2. - Give Blofeld a Mulligan
SPECTRE’s treatment of Blofeld was bad. That may have left a bad taste in people’s mouths when it comes to Waltz’s portrayal. The failing wasn’t on Waltz, it was in the script. Blofeld is far more interesting than what we were given. He also isn’t as stupid as was depicted. Fans waited for what seemed an eternity for Blofeld’s return. Let’s give it another shot, but this time have him be the criminal mastermind deserving of a Dr. Evil copycatting.
Far too often, Bond has been going rogue. Whatever happened to having Bond called to M’s office for a mission briefing? Why can’t we have any more classified dossiers with a mission name and marked “For Your Eyes Only”? I get that people like seeing a badass Bond, something a rogue version is more conducive to, but the downside is that rogue stories are less secret agent and more blowing things up.

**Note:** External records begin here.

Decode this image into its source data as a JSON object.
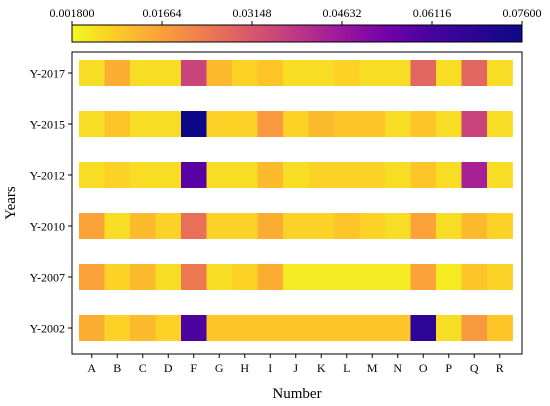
{
  "chart_data": {
    "type": "heatmap",
    "xlabel": "Number",
    "ylabel": "Years",
    "x_categories": [
      "A",
      "B",
      "C",
      "D",
      "F",
      "G",
      "H",
      "I",
      "J",
      "K",
      "L",
      "M",
      "N",
      "O",
      "P",
      "Q",
      "R"
    ],
    "y_categories": [
      "Y-2017",
      "Y-2015",
      "Y-2012",
      "Y-2010",
      "Y-2007",
      "Y-2002"
    ],
    "colorbar": {
      "min": 0.0018,
      "max": 0.076,
      "tick_labels": [
        "0.001800",
        "0.01664",
        "0.03148",
        "0.04632",
        "0.06116",
        "0.07600"
      ],
      "colormap": "plasma_r"
    },
    "values": [
      [
        0.006,
        0.014,
        0.006,
        0.006,
        0.036,
        0.012,
        0.008,
        0.01,
        0.006,
        0.006,
        0.008,
        0.006,
        0.006,
        0.028,
        0.006,
        0.028,
        0.006
      ],
      [
        0.006,
        0.01,
        0.006,
        0.006,
        0.076,
        0.008,
        0.008,
        0.018,
        0.008,
        0.012,
        0.01,
        0.01,
        0.006,
        0.01,
        0.006,
        0.036,
        0.006
      ],
      [
        0.006,
        0.008,
        0.006,
        0.006,
        0.058,
        0.006,
        0.006,
        0.012,
        0.006,
        0.008,
        0.008,
        0.008,
        0.006,
        0.01,
        0.006,
        0.044,
        0.006
      ],
      [
        0.016,
        0.006,
        0.012,
        0.008,
        0.026,
        0.008,
        0.008,
        0.014,
        0.008,
        0.008,
        0.01,
        0.008,
        0.006,
        0.016,
        0.006,
        0.012,
        0.008
      ],
      [
        0.016,
        0.008,
        0.012,
        0.006,
        0.024,
        0.006,
        0.008,
        0.014,
        0.004,
        0.004,
        0.004,
        0.004,
        0.004,
        0.016,
        0.004,
        0.01,
        0.008
      ],
      [
        0.014,
        0.008,
        0.012,
        0.008,
        0.06,
        0.01,
        0.01,
        0.01,
        0.01,
        0.01,
        0.01,
        0.01,
        0.01,
        0.068,
        0.006,
        0.018,
        0.01
      ]
    ],
    "grid": false
  }
}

Bond needs to be a spy first and foremost. This idea seems to have been lost somewhere along the way.
4. - We Need Better Henchmen
Whatever happened to having memorable henchman? Think about the classics... Odd Job and his deadly hat back in 1964’s Goldfinger. Tee Hee and his claws, clamps, and every other metallic hand replacement were from 1973’s Live And Let Die. Jaws and his metal teeth appeared twice, in 1977’s The Spy Who Loved Me and 1979’s Moonraker. Hell, even something as fun as Nick Nack and his bottle of tabasco from ‘74’s The Man With The Golden Gun.

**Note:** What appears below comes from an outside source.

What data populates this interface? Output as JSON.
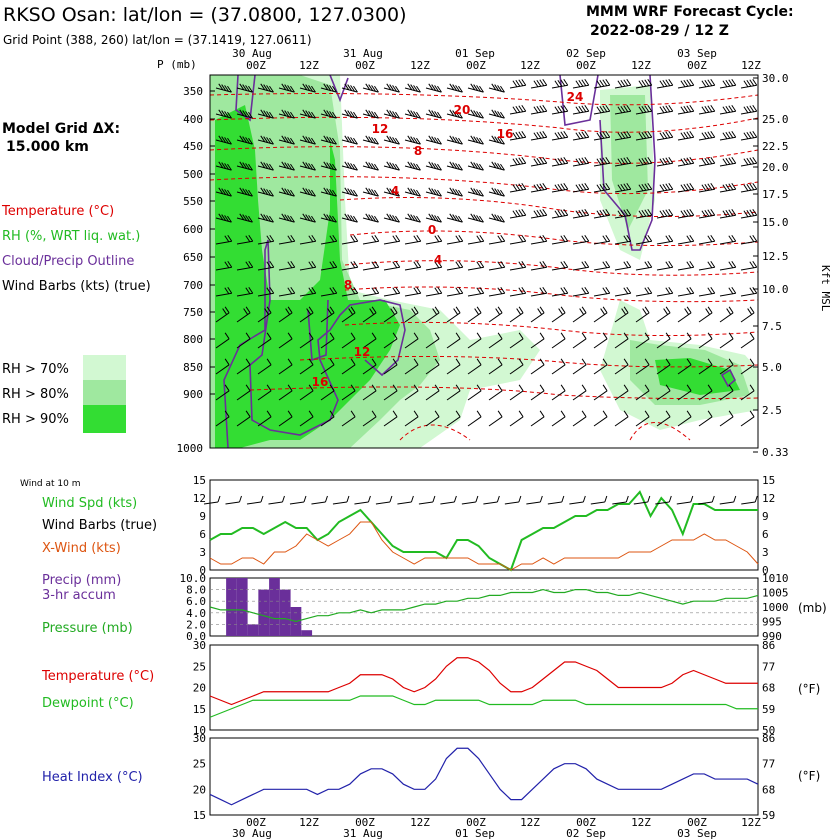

The films still have henchmen, but I challenge you to name any recent ones. A henchperson need a schtick. It’s time the writers remembered that.
5. - Location, Location, Location
Bond films should act like an ad campaign from a location’s Bureau of Tourism. As average as SPECTRE was, that cold open in Mexico City was incredible, and the most memorable part of the film. Let’s give that treatment to other places that Bond has never been. How about Australia? Sydney would seem to be a perfect city for Bond to explore. Maybe South Africa or Canada? Both countries have plenty of location options to choose from. And all three could give completely different obstacles, be there architectural or climate based.
I'm counting the minutes until Bond #25 arrives. Let’s hope the filmmakers feel as I do with the recommendations above and incorporate at least a few. If this is to be Craig’s last ride, we need it to be the best one yet.